Tarif Khusus untuk “Pelanggar Terburuk”
Selain kebijakan tarif dasar, Trump juga mengumumkan penerapan tarif resiprokal atau timbal balik yang lebih tinggi untuk negara-negara yang dinilai sebagai “pelanggar terburuk.” Kebijakan ini akan mulai diberlakukan pada 9 April 2025 dan ditujukan kepada negara-negara yang mengenakan tarif lebih tinggi terhadap produk-produk asal Amerika Serikat.
“Jika mereka mengenakan tarif tinggi terhadap barang-barang kami, maka kami akan melakukan hal yang sama kepada mereka. Tidak ada lagi perdagangan yang tidak adil!” tegas Trump.
Negara-negara yang akan dikenai tarif resiprokal ini termasuk Uni Eropa (20 persen), China (54 persen), Vietnam (46 persen), Thailand (36 persen), Jepang (24 persen), Kamboja (49 persen), Afrika Selatan (30 persen), Taiwan (32 persen), Indonesia (32 persen), dan Malaysia (24 persen).
Kebijakan ini mendapat kritik keras dari berbagai pihak yang menilai bahwa langkah tersebut dapat semakin memperburuk ketegangan perdagangan global. China, sebagai salah satu negara yang terkena tarif tertinggi, langsung mengecam keputusan ini dan mengancam akan mengambil langkah balasan.
“Kami tidak akan tinggal diam menghadapi kebijakan yang diskriminatif dan merusak perdagangan internasional,” ujar perwakilan Kementerian Perdagangan China dalam sebuah pernyataan resmi.
Di sisi lain, Kanada dan Meksiko, dua mitra dagang utama Amerika Serikat di kawasan Amerika Utara, tidak akan terkena tarif tambahan. Kedua negara tersebut tetap mengikuti skema perjanjian perdagangan yang telah disepakati dalam perintah eksekutif sebelumnya.
Trump sebelumnya telah menetapkan tarif sebesar 25 persen terhadap beberapa produk impor sebelum akhirnya mengumumkan berbagai pengecualian dan penundaan untuk beberapa negara. Namun, dengan kebijakan terbaru ini, Amerika Serikat semakin memperjelas sikapnya dalam menghadapi perdagangan global.

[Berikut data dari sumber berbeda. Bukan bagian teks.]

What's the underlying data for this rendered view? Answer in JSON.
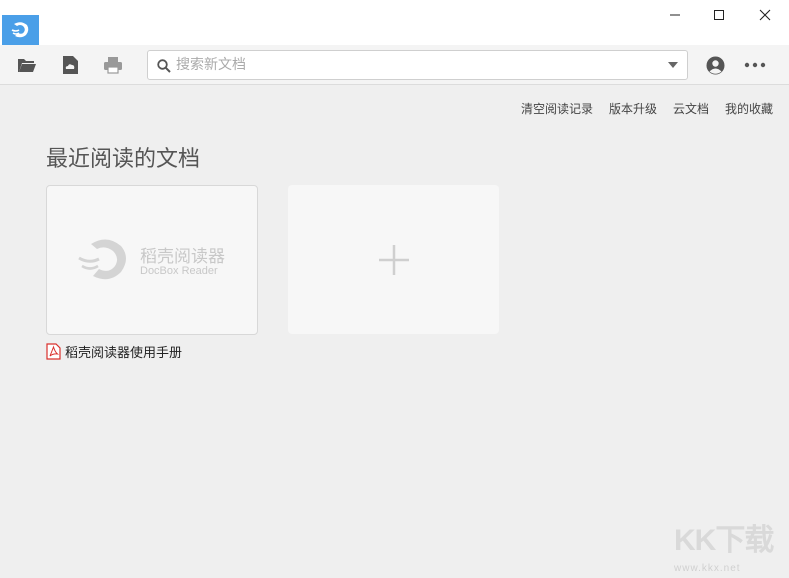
{
  "window": {
    "minimize_symbol": "—",
    "maximize_symbol": "☐",
    "close_symbol": "✕"
  },
  "toolbar": {
    "icons": [
      "folder-open-icon",
      "cloud-document-icon",
      "print-icon",
      "user-account-icon",
      "more-icon"
    ],
    "search": {
      "placeholder": "搜索新文档",
      "value": ""
    }
  },
  "links": [
    "清空阅读记录",
    "版本升级",
    "云文档",
    "我的收藏"
  ],
  "main": {
    "section_title": "最近阅读的文档",
    "recent_docs": [
      {
        "thumbnail_title": "稻壳阅读器",
        "thumbnail_subtitle": "DocBox Reader",
        "name": "稻壳阅读器使用手册",
        "file_icon": "pdf-icon"
      }
    ],
    "add_icon": "plus-icon"
  },
  "watermark": {
    "text": "KK下载",
    "site": "www.kkx.net"
  },
  "colors": {
    "accent": "#4a9fe8",
    "pdf_red": "#d9302c",
    "background": "#efefef"
  }
}
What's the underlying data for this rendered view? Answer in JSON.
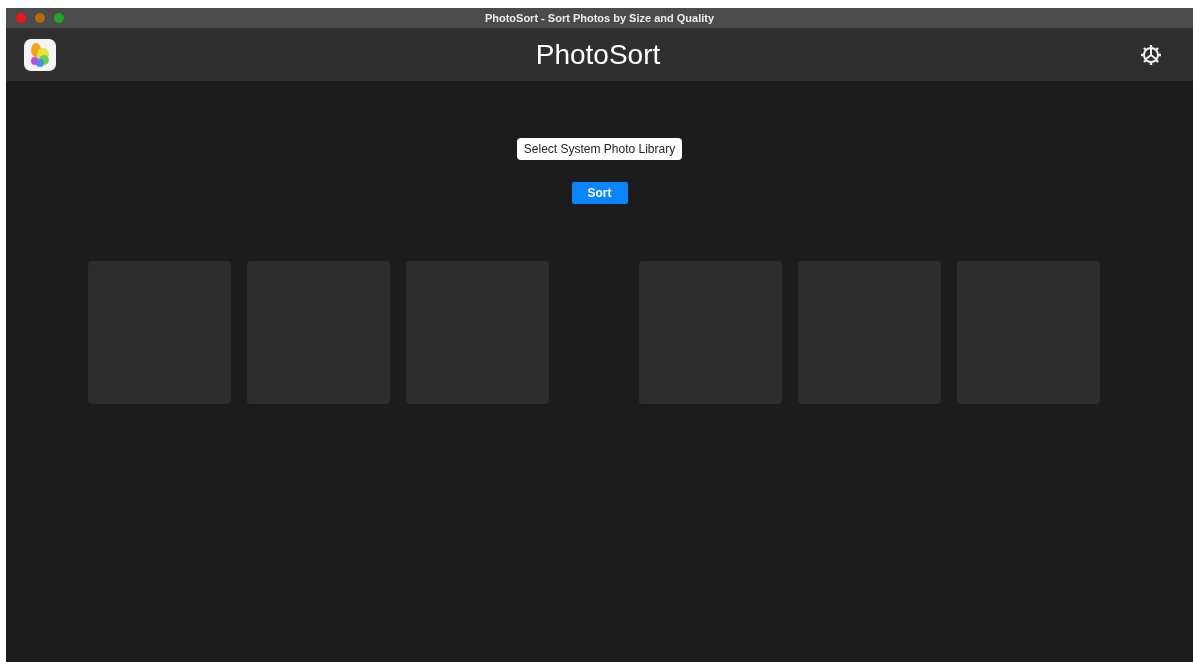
{
  "window": {
    "title": "PhotoSort - Sort Photos by Size and Quality"
  },
  "header": {
    "title": "PhotoSort"
  },
  "buttons": [
    {
      "kind": "secondary",
      "label": "Select System Photo Library"
    },
    {
      "kind": "primary",
      "label": "Sort"
    }
  ],
  "tile_groups": [
    {
      "tiles": [
        {
          "kind": "empty"
        },
        {
          "kind": "empty"
        },
        {
          "kind": "empty"
        }
      ]
    },
    {
      "tiles": [
        {
          "kind": "empty"
        },
        {
          "kind": "empty"
        },
        {
          "kind": "empty"
        }
      ]
    }
  ]
}
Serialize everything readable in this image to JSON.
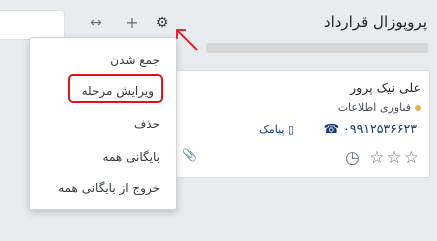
{
  "column": {
    "title": "پروپوزال قرارداد",
    "fold_icon": "↔",
    "add_icon": "+",
    "gear_icon": "⚙"
  },
  "card": {
    "name": "علی نیک پرور",
    "company": "فناوری اطلاعات",
    "phone": "۰۹۹۱۲۵۳۶۶۲۳",
    "sms_label": "پیامک",
    "phone_icon": "☎",
    "sms_icon": "▯",
    "clock_icon": "◷",
    "stars": "☆☆☆",
    "clip_icon": "📎"
  },
  "dropdown": {
    "items": [
      {
        "label": "جمع شدن"
      },
      {
        "label": "ویرایش مرحله",
        "highlighted": true
      },
      {
        "label": "حذف"
      },
      {
        "label": "بایگانی همه"
      },
      {
        "label": "خروج از بایگانی همه"
      }
    ]
  },
  "colors": {
    "highlight": "#e3111e",
    "arrow": "#e3111e",
    "company_dot": "#f0ad4e",
    "link": "#1b3b6f"
  }
}
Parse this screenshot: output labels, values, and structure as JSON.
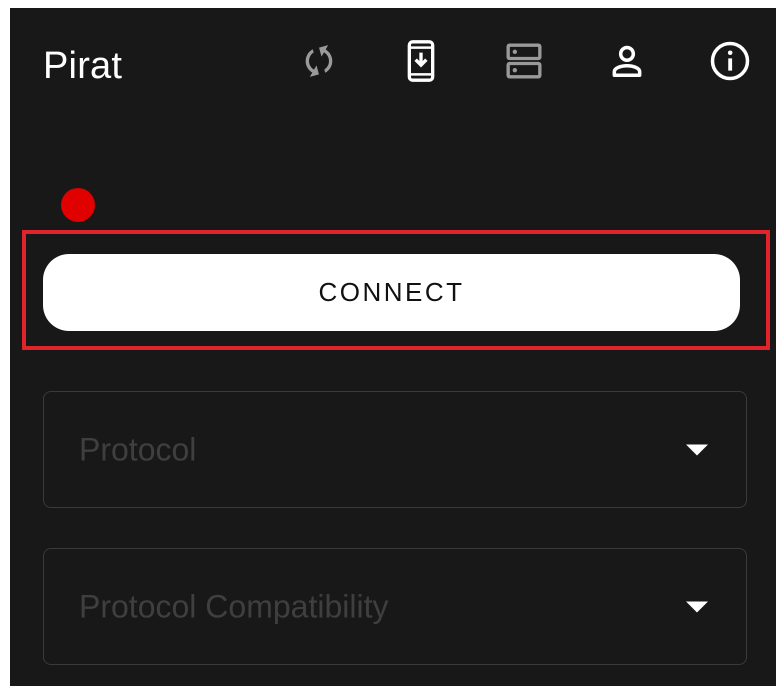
{
  "app": {
    "title": "Pirat"
  },
  "toolbar": {
    "icons": [
      {
        "name": "sync-icon",
        "color": "#9a9a9a"
      },
      {
        "name": "phone-download-icon",
        "color": "#ffffff"
      },
      {
        "name": "server-icon",
        "color": "#9a9a9a"
      },
      {
        "name": "person-icon",
        "color": "#ffffff"
      },
      {
        "name": "info-icon",
        "color": "#ffffff"
      }
    ]
  },
  "status": {
    "color": "#e00000"
  },
  "connect": {
    "label": "CONNECT"
  },
  "fields": {
    "protocol": {
      "label": "Protocol"
    },
    "compatibility": {
      "label": "Protocol Compatibility"
    }
  },
  "colors": {
    "background": "#181818",
    "highlight_border": "#e0242c",
    "button_bg": "#ffffff",
    "field_border": "#3a3a3a",
    "placeholder_text": "#3f3f3f"
  }
}
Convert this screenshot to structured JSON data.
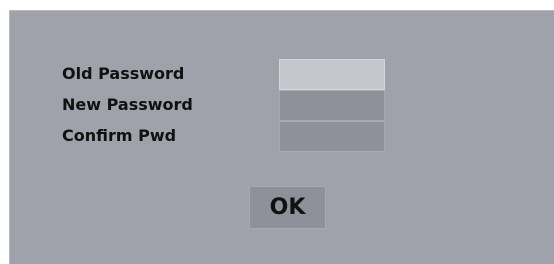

Dengan diberlakukannya kebijakan ini, para analis memperingatkan bahwa dunia akan menghadapi gelombang baru dalam perang dagang yang dapat mengguncang stabilitas ekonomi global. Para pengusaha dan eksportir di berbagai negara kini harus bersiap menghadapi dampak dari langkah proteksionis Amerika Serikat yang semakin agresif.
Apakah kebijakan ini akan benar-benar menguntungkan ekonomi Amerika atau justru memperburuk situasi? Dunia kini menanti reaksi dan langkah balasan dari negara-negara mitra dagang yang terkena dampaknya.